My family has problems with Alzheimer’s, and I wasn’t very good in my self-care. And it reached a point of crisis. I was really fortunate to have my work in archives and have Andrew [Benavides] and Witnes [Michael Zapata] show up and document this. Because without them it would have been a little blip of a working archive. I was real fortunate that the timing was such that I was able to get all my archives into the University of Houston and the African American Library at the Gregory School.
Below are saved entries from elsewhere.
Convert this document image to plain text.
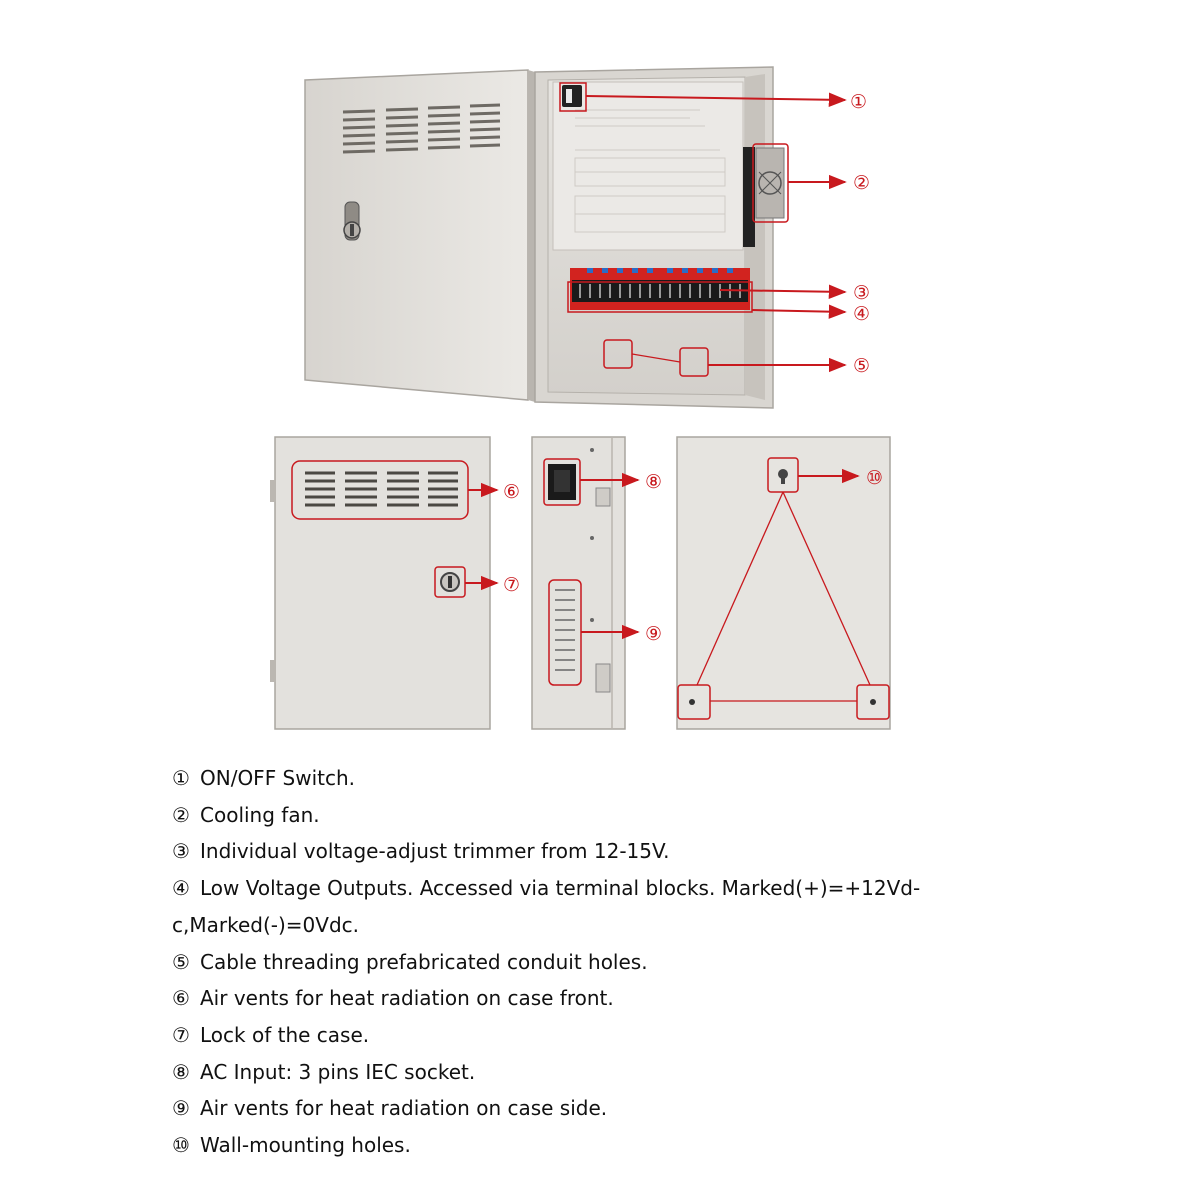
①
②
③
④
⑤
⑥
⑦
⑧
⑨
⑩
① ON/OFF Switch.
② Cooling fan.
③ Individual voltage-adjust trimmer from 12-15V.
④ Low Voltage Outputs. Accessed via terminal blocks. Marked(+)=+12Vd-
c,Marked(-)=0Vdc.
⑤ Cable threading prefabricated conduit holes.
⑥ Air vents for heat radiation on case front.
⑦ Lock of the case.
⑧ AC Input: 3 pins IEC socket.
⑨ Air vents for heat radiation on case side.
⑩ Wall-mounting holes.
I had been working on that for some five years.

Houston's Fourth Ward
Houston’s Fourth Ward, through DeSoto’s camera lens.Ben DeSoto

TM: The documentary details your work in music, but you also did so much with photographing daily life in Houston.

BD: Well, I was shooting pictures in the Fourth and Fifth Wards like that picture of [rapper] Scarface in the 1990s, hanging out with the Geto Boys and doing that [DJ Screw] stuff for Rap Pages. To cover assignments, a couple of times I would cut through the neighborhoods; they were my beat. I have extensive street photography showing the cultural blowback from the war on drugs that was aimed at the black community. I felt like my presence there was needed. Shooting in the neighborhood seemed like the natural thing to do.

TM: What are the symbols on your hands that appear throughout the film?

BD: I’ve been in recovery, and kind of taking care of myself. Someone gifted me a book on Reiki. It’s a healing technique, and one of things that the practitioners do is that they would draw power symbols on their hands before they start a healing session. I inscribed these tattoos on my palms back in 1980 when I started this work [covering homelessness and poverty]. I had to do something to express that I was recognizing I was stepping into someone else’s trauma.

[He points to his right hand, which has a pyramid with an eye inside]. The ojo de dios, the eye of God, the eye in the pyramid—this hand that takes the picture, and I hope to do no harm. And then this infinity symbol [points to his other palm], it’s a sign about the value of life. And what I’m photographing is merely a document of the current sin of neglect, abandonment, and despair.

This interview has been edited for clarity and length.